PDA

View Full Version : A general question about data analysis.


vnams
04-04-2012, 04:20 PM
First, I discovered this forum just last week. It's great to find other people interested in what I'm interested in.

I am writing for thoughts on data analysis.

There are pluses and minuses to using standard statistical methods tools to analyse racing data. The plus is that there are a lot of very good general tools that smart people have figured out. The minus is that racing data has structure that is difficult to implement. Specifically, there are races, and there are individual horses within each race.

For those of you who are using statistical methods, my question is, what are you considering to be one sample? One horse in one race, or one race?

The difficulties are, that if you consider it to be one horse, then you also need to somehow indicate how well this horse has done in the past compared to other horses in this race.

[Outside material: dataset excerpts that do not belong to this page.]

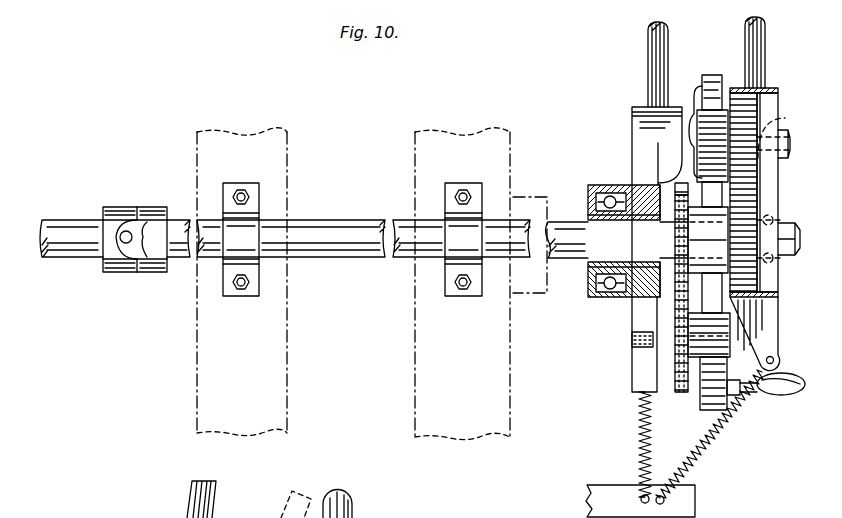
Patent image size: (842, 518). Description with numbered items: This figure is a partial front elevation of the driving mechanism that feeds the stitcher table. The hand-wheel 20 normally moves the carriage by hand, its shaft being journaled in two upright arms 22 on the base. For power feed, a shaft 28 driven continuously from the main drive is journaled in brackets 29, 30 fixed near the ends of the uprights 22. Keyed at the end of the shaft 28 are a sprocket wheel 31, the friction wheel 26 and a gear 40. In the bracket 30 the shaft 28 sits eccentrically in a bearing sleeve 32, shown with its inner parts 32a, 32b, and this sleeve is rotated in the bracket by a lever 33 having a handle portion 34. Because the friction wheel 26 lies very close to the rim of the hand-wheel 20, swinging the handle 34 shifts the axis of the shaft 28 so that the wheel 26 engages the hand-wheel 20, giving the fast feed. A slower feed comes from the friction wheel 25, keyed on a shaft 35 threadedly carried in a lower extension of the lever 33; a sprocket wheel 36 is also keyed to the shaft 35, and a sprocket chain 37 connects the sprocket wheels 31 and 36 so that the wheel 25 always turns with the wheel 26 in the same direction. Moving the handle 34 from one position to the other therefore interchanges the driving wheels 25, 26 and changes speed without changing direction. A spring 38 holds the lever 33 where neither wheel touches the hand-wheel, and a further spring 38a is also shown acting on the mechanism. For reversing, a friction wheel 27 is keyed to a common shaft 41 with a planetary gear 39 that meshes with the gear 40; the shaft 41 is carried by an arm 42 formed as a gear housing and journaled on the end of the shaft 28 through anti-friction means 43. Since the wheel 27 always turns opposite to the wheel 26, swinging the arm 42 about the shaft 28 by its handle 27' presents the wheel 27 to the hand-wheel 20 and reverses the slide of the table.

The hand-wheel 20 is at (708, 75).
The upright arms 22 is at (290, 140).
The friction-drive wheel 25 is at (708, 336).
The friction wheel 26 is at (715, 232).
The reversing friction wheel 27 is at (687, 129).
The handle 27' is at (539, 267).
The shaft 28 is at (340, 227).
The bracket 29 is at (250, 222).
The bracket 30 is at (458, 228).
The sprocket wheel 31 is at (676, 193).
The bearing sleeve 32 is at (590, 278).
The ball bearing 32a is at (594, 186).
The bearing race 32b is at (590, 200).
The lever 33 is at (637, 150).
The handle portion 34 is at (669, 57).
The shaft 35 is at (632, 338).
The sprocket wheel 36 is at (680, 393).
The sprocket chain 37 is at (672, 300).
The spring 38 is at (640, 437).
The return spring 38a is at (705, 455).
The planetary gear 39 is at (766, 88).
The gear 40 is at (757, 197).
The shaft 41 is at (779, 101).
The arm 42 is at (784, 126).
The anti-friction means 43 is at (776, 270).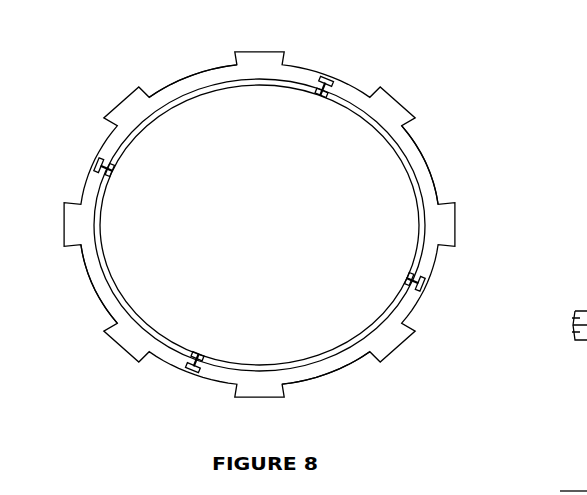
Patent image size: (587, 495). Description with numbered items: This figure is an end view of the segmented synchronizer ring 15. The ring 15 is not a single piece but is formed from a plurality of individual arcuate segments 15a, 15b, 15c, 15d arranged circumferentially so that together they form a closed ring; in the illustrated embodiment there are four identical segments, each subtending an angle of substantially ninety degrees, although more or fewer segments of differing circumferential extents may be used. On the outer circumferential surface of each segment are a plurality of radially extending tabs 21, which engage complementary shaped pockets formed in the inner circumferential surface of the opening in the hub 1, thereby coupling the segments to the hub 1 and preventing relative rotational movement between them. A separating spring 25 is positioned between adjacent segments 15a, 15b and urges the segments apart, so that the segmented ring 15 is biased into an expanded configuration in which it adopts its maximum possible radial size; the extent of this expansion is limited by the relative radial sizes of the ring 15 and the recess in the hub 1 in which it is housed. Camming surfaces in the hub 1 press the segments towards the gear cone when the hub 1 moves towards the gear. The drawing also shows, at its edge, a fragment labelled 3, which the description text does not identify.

The segmented synchronizer ring 15 is at (145, 84).
The arcuate segment 15a is at (187, 86).
The arcuate segment 15b is at (408, 144).
The arcuate segment 15c is at (352, 356).
The arcuate segment 15d is at (102, 289).
The separating spring 25 is at (323, 92).
The radially extending tab 21 is at (506, 274).
The hub 1 is at (572, 316).
The shaft 3 is at (586, 411).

But if you consider it to be one race, then it is difficult to know how to include variables for each individual horse. For example, if you include 5 past performance variables for each horse, and you have 10 horses per race then you have 50 past performance variables in each sample. And, what order to you place the variables in?

Any thoughts?

pondman
04-04-2012, 06:26 PM
Any thoughts?

I think you are heading up the wrong road, at least from my point of view. To be able to single out a horse in a race, the horse first needs a set of variables that you will give you a 40% confidence level. At that point, you can decide, given the many pools available, whether there is enough advantage to cover the 60% unknown. I recommend finding the variable, which indicate the connections are serious enough about the horse, and forget trying to analyze a race as a whole, unless you are a mad (as in crazy) superfecta player.

I don't think the structure of racing is evident until you look at the aggregate. And at that point you begin asking odd questions, such as "How many horses does this movie star own? How many win? And how can I make a profit from it? And did they just fire their trainer and want to win at all cost?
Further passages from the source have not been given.